Isi teks menggambarkan penderitaan rakyat di bawah pemerintahan Jepang dan sekaligus untuk menyatakan rakyat Indonesia menolak menjadi barang inventaris yang diserahkan dari tangan pemerintahan kolonial satu ke tangan pemerintahan kolonial yang lain.
Teks dirancang tidak untuk mengisolasikan unsur-unsur pro Jepang, tetapi untuk membangkitkan rakyat.
“Teks itu, menurut Sjahrir adalah anti Jepang bukan anti Belanda,” tulis Rudolf Mrazek dalam ‘Sjahrir Politik dan Pengasingan di Indonesia’.
Dalam perjalanannya, teks proklamasi kemerdekaan karangan Sjahrir lantas tidak jelas nasibnya. Sutan Sjahrir sendiri tidak menyimpan salinannya. Begitu pula dengan Des Alwi, anak angkat Sjahrir asal Banda Neira juga mengaku tidak ingat lagi isi dari teks proklamasi tersebut.
Dr Soedarsono, pemimpin Pendidikan di Cirebon mengaku pernah melihat teks proklamasi karangan Sjahrir tersebut. Namun ia tak mampu mengingat seluruh isinya. Yang bisa diingat, teks proklamasi itu memuat kata-kata aneh dan manis seperti masyarakat demokratis.
Sementara dikutip dari Soekarno Biografi 1901-1950, Lambert Giebels menulis teks proklamasi kemerdekaan karangan Sutan Sjahrir sempat didiskusikan di rumah Laksamana Maeda pada malam 16 Agustus 1945.
Namun teks itu langsung dibuang karena dinilai terlalu radikal bagi mereka yang mengedepankan kehati-hatian.
“Teks ini sifatnya terlampau anti Jepang, bagi para pemuda kurang anti Belanda,” tulis Lambert Giebels.

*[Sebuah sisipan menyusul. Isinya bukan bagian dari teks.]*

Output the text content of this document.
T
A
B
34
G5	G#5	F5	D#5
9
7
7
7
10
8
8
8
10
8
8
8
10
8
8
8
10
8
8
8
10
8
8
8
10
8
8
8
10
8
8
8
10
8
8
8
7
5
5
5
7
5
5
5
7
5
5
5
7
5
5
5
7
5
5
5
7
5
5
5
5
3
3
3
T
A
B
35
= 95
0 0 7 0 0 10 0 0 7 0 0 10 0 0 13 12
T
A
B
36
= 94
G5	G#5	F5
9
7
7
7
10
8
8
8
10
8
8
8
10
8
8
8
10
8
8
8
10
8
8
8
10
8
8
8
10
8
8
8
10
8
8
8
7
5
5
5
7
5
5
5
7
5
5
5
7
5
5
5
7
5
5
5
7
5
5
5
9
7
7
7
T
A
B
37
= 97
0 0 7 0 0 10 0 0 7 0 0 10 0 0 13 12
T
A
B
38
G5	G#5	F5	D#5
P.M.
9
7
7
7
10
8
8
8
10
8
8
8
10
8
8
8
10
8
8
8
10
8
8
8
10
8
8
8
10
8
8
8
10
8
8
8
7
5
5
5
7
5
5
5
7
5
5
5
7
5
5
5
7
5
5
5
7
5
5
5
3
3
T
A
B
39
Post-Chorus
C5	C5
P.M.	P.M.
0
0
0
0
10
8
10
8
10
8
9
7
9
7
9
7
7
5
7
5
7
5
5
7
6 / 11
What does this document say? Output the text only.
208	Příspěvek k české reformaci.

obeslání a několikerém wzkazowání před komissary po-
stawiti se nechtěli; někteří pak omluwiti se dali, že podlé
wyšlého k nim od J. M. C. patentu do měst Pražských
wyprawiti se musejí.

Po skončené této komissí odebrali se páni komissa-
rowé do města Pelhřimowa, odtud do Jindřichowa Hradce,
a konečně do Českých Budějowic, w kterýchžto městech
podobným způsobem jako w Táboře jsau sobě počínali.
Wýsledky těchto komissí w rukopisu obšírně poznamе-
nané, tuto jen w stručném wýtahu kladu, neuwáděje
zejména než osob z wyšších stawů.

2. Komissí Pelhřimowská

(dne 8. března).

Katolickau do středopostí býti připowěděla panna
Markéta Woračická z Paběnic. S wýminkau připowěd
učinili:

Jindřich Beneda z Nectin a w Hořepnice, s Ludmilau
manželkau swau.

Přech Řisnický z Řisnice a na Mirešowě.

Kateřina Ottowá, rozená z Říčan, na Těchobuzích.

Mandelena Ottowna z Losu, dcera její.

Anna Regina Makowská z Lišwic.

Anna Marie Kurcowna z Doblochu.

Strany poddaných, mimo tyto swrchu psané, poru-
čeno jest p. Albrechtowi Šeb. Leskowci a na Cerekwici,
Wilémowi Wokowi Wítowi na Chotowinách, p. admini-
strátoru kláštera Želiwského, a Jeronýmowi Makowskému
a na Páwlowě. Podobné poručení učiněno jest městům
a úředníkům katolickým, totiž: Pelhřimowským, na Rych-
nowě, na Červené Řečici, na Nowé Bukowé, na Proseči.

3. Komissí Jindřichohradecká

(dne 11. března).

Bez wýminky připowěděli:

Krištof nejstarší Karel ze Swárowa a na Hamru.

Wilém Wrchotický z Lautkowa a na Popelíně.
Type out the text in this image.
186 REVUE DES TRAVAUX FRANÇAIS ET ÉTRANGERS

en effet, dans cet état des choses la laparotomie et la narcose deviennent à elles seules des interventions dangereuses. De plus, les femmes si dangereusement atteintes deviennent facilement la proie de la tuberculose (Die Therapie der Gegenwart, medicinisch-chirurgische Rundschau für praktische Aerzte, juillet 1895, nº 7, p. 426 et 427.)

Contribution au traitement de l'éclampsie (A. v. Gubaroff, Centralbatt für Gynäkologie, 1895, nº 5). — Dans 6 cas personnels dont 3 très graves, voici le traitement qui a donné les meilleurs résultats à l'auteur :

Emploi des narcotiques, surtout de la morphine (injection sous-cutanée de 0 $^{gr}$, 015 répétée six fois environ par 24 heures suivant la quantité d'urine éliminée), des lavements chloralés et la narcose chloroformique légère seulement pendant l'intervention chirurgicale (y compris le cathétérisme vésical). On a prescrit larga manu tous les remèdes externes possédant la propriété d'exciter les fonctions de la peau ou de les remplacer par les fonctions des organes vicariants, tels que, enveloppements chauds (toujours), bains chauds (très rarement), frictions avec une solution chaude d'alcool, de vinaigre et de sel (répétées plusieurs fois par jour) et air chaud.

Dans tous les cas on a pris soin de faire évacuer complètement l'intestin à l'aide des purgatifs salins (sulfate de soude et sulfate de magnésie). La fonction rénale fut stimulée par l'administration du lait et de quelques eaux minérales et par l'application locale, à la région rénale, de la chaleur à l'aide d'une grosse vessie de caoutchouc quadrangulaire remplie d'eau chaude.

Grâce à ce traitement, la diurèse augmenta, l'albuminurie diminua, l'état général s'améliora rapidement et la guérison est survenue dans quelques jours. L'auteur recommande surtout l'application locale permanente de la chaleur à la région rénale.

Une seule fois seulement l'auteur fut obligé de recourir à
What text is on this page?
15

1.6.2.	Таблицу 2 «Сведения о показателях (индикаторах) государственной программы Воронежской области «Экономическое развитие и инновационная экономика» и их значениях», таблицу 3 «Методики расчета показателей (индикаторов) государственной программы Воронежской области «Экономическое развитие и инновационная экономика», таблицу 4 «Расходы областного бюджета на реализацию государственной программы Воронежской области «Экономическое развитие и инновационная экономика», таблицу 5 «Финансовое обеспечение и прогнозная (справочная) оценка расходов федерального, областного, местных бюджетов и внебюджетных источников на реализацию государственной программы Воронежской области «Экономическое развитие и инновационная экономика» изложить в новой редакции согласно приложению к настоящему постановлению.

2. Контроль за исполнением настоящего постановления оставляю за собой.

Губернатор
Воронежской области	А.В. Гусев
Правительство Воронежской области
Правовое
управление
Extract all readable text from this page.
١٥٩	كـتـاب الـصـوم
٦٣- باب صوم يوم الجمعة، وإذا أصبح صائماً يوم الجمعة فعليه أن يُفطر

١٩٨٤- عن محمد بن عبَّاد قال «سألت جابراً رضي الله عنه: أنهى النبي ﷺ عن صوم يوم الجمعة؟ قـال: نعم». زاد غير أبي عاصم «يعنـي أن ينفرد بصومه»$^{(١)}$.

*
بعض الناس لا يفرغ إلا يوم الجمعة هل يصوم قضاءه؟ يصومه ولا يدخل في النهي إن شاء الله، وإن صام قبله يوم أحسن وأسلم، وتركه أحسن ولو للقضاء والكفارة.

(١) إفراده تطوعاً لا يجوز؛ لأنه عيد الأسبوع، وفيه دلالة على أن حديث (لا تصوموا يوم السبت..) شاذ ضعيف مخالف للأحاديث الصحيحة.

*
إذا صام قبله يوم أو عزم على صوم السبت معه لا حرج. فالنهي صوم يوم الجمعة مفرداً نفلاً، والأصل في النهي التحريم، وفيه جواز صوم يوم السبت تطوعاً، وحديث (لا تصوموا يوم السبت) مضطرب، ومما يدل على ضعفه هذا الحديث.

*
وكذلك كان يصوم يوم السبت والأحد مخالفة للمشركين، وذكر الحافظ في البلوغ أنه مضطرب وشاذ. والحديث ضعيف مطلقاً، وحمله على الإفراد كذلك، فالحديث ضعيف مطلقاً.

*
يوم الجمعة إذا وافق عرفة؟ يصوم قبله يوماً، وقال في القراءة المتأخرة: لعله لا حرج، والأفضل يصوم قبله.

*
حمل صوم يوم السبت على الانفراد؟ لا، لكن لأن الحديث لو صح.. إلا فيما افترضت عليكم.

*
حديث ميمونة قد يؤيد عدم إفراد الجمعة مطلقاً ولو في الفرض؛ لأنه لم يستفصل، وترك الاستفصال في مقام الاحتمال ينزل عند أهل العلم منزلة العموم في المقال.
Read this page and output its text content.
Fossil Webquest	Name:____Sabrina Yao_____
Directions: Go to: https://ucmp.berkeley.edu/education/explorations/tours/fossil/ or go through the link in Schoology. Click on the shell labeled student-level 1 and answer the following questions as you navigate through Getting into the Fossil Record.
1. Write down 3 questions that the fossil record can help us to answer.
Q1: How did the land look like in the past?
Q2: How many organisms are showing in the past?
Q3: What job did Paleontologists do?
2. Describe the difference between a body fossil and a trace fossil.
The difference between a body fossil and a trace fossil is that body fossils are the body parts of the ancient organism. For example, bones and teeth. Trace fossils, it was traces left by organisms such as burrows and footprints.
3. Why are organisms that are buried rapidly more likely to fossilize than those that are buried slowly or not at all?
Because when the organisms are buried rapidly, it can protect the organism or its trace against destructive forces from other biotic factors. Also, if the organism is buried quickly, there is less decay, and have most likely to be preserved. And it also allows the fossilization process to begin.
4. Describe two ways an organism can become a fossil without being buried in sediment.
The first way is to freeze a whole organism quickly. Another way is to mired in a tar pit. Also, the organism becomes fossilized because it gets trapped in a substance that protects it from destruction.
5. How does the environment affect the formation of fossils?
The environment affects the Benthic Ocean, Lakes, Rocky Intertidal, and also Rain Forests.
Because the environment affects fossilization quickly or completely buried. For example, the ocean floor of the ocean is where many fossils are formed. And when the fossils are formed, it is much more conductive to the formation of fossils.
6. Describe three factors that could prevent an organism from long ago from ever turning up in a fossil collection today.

Sejarah kemudian mencatat, teks Proklamasi Kemerdekaan Indonesia yang disusun di rumah Laksamana Maeda sebagian besar didiktekan Bung Hatta, dicatat oleh Soekarno dan disepakati bersama.
Teks Proklamasi Kemerdekaan yang lalu diketik Sayuti Melik dengan tergesa-gesa itu, pada 17 Agustus 1945 dikumandangkan Soekarno-Hatta di Jalan Pegangsaan Timur 56, Jakarta.